Jueves 23 de marzo del 2006
(Recuerdos de viaje)
UNA JOYITA LLAMADA POTOSI
Por
Hernán Maldonado
Juan José Toro Montoya es el director de El Potosi, y tengo sospechas que también es uno de los principales reporteros, redactores, jefe de redacción e información y corrector de pruebas del principal diario de la Villa Imperial. Tuve la mala idea de visitarlo en su hora de cierre y la conversacion fluyó como sobre un vidrio, que se rompe, pero no se alarga.
Desde miles de kilómetros de distancia siempre quise conocer a Toro Montoya. Me gusta su manera de escribir y creo que hubiera disfrutado con este talentoso joven una noche de bohemia, como en mis viejos tiempos.

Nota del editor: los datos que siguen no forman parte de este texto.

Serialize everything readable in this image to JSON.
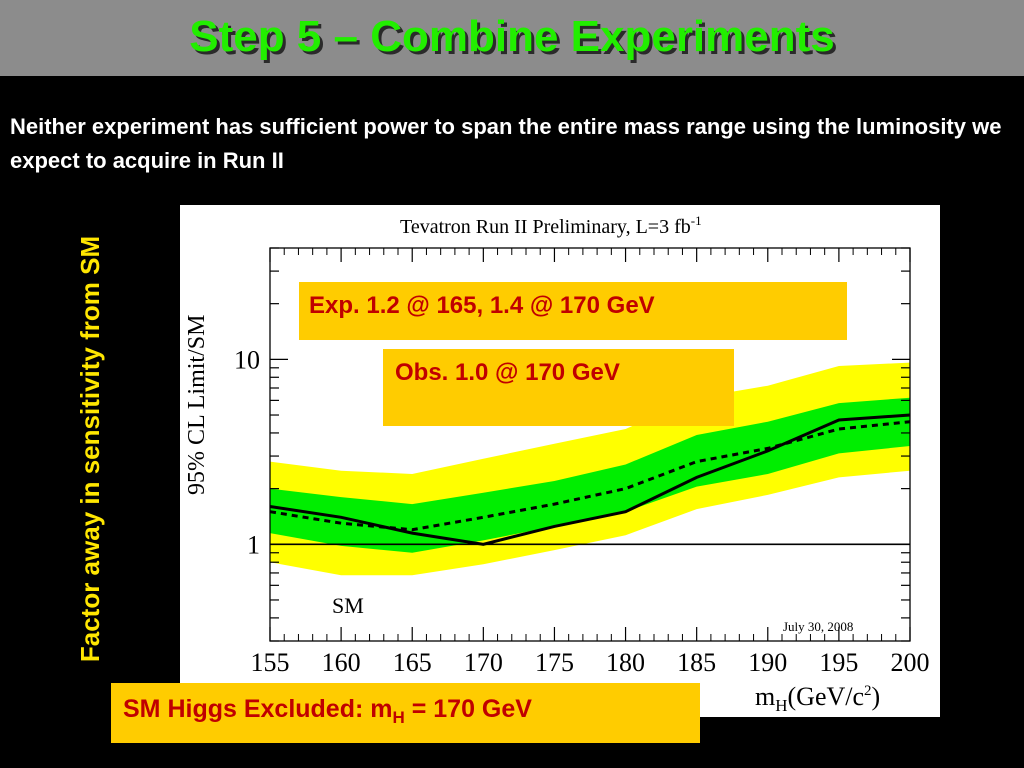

Llegué a Potosi para una visita de dos días, de paso al Salar, pero me quedé una semana enamorado de esta joyita boliviana en la que refresqué mis conocimientos históricos, renové mi fe cristiana en el portentoso convento de San Francisco donde todavía está intacto el dormitorio del padre José Zampa, pionero de los movimientos sociales en Bolivia. En su bella iglesia apenas pude mantener la vista en el Cristo de la Veracruz. Impresionante.
"En 1952 fue la última vez que sangró y sudó. Antes lo hacia cada vez que iba a producirse una gran tragedia en el país", explica la guía. Nos asegura que ahora "está encaneciendo" y le crecen los cabellos que le son cortados de cuando en cuando por los franciscanos.
Potosi, a las faldas del imponente Sumaj Orko, es la primera que conozco con su plaza principal inclinada. Algún despistado arruinó su hermosura construyendo edificios modernos en medio de inmuebles coloniales y republicanos.
En el teatro Modesto Omiste, de una exquisita arquitectura colonial, brillan Los Masis de Sucre y el coro de la Universidad de San Francisco Xavier. El paseo peatonal se llena todas las noches hasta las 10. Las callecitas coloniales serpetean por doquier. Felizmente a nadie se le ha ocurrido poner semáforos en el corazón potosino. Y ojalá prohibieran también el tránsito vehicular.
Un buen número de turistas son argentinos y chilenos. "La temporada europea comienza en mayo", dice la guía. La ciudad es limpiecita y sus pocos jardines bien cuidados. La gente piensa que el alcalde René Joaquino lo está haciendo bien. "Ojalá siga siendo sólo alcalde", dicen los que sospechan que el burgomaestre está mirando más arriba.
Hay mucho para ver y disfrutar en Potosi. El tiempo se acorta. Estuve casi una tarde en el convento de Santa Teresa y cuando salí me dio la impresión de haber estado sólo unos minutos. Hubiera querido ver con más detenimiento las obras pictoricas de célebres como Melchor Pérez de Holguin o tocar esas manzanas que todavia cuelgan del cuatricentenario árbol del primer patio del histórico inmueble.
Una experiencia singular es la entrada a la mina, otrora emporio de la riqueza argentífera boliviana. Casi doblados en dos recorremos un inacabable socavón. De cuando en cuando debemos apartarnos de unas precarias rieles enfangadas para dar paso a hombres que cargan mineral en un desvencijado y ruidoso carrito metálico.
Por sugerencia de la guía, a varios mineros les hemos traido coca, gaseosas y básicamente fulminantes y dinamita, de libre venta en los negocios cercanos. Nos mostraron cómo detonar la dinamita. La cooperativa está a 4.010 metros sobre el nivel del mar.
En el oscuro tunel encuentro un minero al que le doy una botella de refresco. Tiene apenas 14 años y el barro lo cubre de pies a cabeza. Es conmovedor. La guía nos muestra al "tio" y le rinde sus respetos encendiéndole un cigarrillo, dándole alcohol y bebiendo ella misma, y rociándole de coca el gigantesco pene. Nos explica el perenne idilio de la "Pachamama y el tio" y nos refiere de las creencias sincréticas de los mineros. Poco antes vimos una gruta con la Virgen María.
Hay tanto para ver y disfrutar en Potosi. Tan grande es la cordialidad de su gente que lo que menos que uno puede prometerse es volver.